I’m so happy not to be normal. At thirty-six, I have no intentions to settle down. There are some people in my life that find that unbearable. I can’t be any other way.
There are more single women in their thirties and forties than any other point in history; we are the fastest-growing demographic, but being single doesn’t mean you want, or deserve less sex. My choice is to have a younger lover, to give me the physical attention that I crave, but the emotional freedom that I rely on. That’s my choice, and as I sit here looking at a beautiful creature, asleep in my bed, here when I need him, gone when I don’t, I feel proud not to be normal. In fact, I recommend it.
Sweet dreams,
Cam x
Tara
At 11.36 p.m. we’re outside the Sanderson, getting off with each other like we are very much not on a London street in full view of anyone walking past. ‘Come back to my place,’ Jason says gently. ‘We can watch TV together. I’ll lend you some pyjamas. We can talk about feelings?’ He pushes even closer into me and puts his hands on my face. ‘Or we can just fuck in this doorway and deal with how much I fancy you that way.’
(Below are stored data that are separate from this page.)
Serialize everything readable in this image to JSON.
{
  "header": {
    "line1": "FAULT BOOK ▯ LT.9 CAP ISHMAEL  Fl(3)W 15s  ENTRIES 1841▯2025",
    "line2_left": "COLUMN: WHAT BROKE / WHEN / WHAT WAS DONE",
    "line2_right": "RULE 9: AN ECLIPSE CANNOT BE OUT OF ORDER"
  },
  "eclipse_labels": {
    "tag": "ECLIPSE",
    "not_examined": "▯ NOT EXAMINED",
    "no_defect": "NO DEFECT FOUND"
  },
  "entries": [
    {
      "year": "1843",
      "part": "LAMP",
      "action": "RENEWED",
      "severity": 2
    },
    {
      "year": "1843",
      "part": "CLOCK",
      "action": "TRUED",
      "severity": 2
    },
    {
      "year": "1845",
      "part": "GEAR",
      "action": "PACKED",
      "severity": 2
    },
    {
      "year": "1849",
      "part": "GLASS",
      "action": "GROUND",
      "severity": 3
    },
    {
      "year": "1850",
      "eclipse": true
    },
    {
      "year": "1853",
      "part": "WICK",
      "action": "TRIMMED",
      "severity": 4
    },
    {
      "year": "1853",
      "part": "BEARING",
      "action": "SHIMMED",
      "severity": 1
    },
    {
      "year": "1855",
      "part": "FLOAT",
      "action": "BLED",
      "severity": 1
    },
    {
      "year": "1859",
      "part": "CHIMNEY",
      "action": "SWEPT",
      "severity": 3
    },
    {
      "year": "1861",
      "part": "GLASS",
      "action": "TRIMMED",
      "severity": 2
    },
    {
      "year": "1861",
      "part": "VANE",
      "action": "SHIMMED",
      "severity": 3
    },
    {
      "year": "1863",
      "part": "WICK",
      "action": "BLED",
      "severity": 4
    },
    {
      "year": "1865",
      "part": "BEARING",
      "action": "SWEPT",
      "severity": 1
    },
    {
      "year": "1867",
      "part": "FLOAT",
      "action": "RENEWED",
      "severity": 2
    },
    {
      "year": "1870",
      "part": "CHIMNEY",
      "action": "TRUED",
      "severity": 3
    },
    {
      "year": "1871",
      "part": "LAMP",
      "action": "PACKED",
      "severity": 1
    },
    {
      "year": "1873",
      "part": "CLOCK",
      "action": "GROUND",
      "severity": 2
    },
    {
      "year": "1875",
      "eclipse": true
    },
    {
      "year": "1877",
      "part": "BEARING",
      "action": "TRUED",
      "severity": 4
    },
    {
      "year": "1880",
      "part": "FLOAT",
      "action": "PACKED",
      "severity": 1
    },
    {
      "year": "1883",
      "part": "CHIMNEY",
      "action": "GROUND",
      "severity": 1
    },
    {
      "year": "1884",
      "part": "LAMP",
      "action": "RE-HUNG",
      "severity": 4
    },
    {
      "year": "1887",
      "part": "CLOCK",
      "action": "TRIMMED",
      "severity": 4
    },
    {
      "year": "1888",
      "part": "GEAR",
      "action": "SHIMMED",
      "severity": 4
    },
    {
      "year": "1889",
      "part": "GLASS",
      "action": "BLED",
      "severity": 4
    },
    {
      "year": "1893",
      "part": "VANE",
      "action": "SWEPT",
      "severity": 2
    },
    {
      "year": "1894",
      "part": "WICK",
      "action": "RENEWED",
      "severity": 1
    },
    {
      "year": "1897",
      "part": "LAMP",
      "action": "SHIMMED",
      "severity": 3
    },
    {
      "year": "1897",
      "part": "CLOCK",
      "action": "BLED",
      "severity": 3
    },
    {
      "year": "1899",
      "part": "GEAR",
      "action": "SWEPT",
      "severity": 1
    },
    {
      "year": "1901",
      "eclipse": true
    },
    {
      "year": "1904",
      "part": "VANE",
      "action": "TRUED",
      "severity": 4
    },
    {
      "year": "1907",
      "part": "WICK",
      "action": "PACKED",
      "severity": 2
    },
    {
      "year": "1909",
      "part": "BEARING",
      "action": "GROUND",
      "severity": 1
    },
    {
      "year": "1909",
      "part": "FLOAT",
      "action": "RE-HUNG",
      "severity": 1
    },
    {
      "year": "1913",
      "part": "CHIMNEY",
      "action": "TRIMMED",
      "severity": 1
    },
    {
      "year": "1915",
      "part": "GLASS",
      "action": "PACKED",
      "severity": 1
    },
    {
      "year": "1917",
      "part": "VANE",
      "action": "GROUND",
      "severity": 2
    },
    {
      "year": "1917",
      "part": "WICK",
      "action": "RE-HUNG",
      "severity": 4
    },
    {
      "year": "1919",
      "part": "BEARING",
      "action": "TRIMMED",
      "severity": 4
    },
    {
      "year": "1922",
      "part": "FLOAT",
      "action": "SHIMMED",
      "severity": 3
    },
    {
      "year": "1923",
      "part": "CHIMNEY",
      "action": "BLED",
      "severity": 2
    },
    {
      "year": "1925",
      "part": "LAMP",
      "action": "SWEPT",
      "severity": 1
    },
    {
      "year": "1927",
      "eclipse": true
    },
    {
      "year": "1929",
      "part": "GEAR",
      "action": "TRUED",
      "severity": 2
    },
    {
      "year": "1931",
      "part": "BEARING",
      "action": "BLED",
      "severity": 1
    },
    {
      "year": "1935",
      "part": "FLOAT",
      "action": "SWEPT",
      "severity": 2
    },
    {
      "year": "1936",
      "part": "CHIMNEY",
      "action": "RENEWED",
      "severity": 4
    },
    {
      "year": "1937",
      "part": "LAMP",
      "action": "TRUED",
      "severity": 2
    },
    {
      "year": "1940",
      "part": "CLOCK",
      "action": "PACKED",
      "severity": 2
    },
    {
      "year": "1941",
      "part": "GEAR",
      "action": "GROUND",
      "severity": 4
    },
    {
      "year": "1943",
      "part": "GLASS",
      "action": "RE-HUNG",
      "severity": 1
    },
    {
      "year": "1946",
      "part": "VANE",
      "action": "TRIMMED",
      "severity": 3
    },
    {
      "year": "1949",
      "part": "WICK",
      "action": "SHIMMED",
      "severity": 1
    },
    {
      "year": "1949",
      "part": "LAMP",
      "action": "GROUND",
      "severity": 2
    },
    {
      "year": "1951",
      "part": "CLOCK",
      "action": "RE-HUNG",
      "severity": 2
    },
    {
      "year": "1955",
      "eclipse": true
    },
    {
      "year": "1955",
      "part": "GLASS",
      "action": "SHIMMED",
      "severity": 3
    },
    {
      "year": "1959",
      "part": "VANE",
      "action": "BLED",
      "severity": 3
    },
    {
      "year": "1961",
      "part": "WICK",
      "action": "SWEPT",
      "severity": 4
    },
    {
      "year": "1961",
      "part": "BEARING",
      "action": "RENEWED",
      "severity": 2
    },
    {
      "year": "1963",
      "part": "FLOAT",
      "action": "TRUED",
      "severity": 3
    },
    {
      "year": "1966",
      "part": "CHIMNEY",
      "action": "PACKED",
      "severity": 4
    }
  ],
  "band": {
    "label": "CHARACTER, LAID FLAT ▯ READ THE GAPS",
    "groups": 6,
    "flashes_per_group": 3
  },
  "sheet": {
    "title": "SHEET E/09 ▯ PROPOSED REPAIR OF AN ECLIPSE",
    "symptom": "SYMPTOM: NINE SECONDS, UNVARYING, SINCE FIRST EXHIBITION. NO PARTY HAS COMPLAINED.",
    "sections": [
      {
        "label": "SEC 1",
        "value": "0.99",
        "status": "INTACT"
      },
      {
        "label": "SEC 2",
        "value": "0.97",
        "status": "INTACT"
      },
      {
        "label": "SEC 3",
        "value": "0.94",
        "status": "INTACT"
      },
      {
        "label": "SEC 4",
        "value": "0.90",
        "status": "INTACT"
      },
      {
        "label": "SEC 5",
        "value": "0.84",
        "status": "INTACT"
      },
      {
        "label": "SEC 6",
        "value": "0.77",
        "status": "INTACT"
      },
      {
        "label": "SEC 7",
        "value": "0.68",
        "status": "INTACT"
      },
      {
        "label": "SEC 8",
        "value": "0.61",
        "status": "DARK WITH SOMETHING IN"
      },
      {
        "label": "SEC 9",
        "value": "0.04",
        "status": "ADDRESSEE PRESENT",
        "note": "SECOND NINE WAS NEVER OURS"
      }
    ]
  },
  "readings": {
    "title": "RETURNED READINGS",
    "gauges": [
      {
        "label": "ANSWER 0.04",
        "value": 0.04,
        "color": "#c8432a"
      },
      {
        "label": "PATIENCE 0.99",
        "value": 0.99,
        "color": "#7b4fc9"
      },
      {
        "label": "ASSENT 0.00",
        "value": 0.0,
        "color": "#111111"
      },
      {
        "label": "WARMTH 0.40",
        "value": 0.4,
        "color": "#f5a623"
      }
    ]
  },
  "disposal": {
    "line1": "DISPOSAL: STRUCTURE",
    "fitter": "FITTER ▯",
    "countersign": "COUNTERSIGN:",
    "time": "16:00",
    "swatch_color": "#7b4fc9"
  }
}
He kisses me. Our mouths taste exactly the same and go together like jigsaw pieces. Like when you’ve been trying to open a door with the wrong key for ages and when you finally use the right one it just slots in so easily that you realise how wrong you’ve been getting it for so long. My sexual desire powers down into my pants like the lights and music on the set of a TV gameshow. My crotch is pulling me towards this guy with a force that feels as good as sex itself. This is the connection I’ve been pining for every Saturday night that I’ve spent alone after Annie has gone to bed. Feeling cold, empty and rejected by my own choices after yet another shit date the night before. All I’ve wanted is to at least feel genuinely turned on. An actual, full body, one hundred per cent real impulse to shag someone senseless, rather than just because of a distant hope that sex might give us the connection I’m looking for.
I pull away. ‘Old fashioned’, ‘wife and family’, ‘a free kid’. His words ring in my head. If this is really happening, then it can wait.
‘Stop,’ I say, stepping out onto the street and away from him. ‘Let’s stop. Let’s not do this tonight. Let’s wait.’
‘Oh God, you’re crazy?’ he says, his mouth glistening under the street lights.
‘I’m not being crazy. Let’s not do this tonight. Let’s go out again, next Friday? Date. The “old-fashioned” way?’
Even if I never see him again, I can at least walk away from this amazing night with no sexual shame.
‘I want to see you again,’ I say. ‘I just think it’s OK to be sensible sometimes.’
‘You know they still had sex in the old-fashioned days?’ he says, adjusting his crotch but giving me a smile that shows he understands. ‘At least let me get you a cab?’
‘No, I’ll get the train, honestly a cab will take ages, I don’t live far from the station.’
‘Where do you live anyway?’ he asks.
‘Walthamstow,’ I tell him.
‘Walthamstow, I’ve never been. Maybe next Friday will be the night I take the Victoria Line all the way?’
‘Maybe you will,’ I say. ‘It’s a pretty sexy train.’
I loop my arm through his, and we walk to the station.
‘Take my number,’ I say, when we get to Tottenham Court Road tube. ‘I promise I am not trying to make a polite excuse, I really want to see you again. I want to do this again.’ I kiss him, showing him that without any doubt I really do fancy him. After a few seconds, he pulls away and takes his phone out of his pocket. He taps in my number as I tell it to him.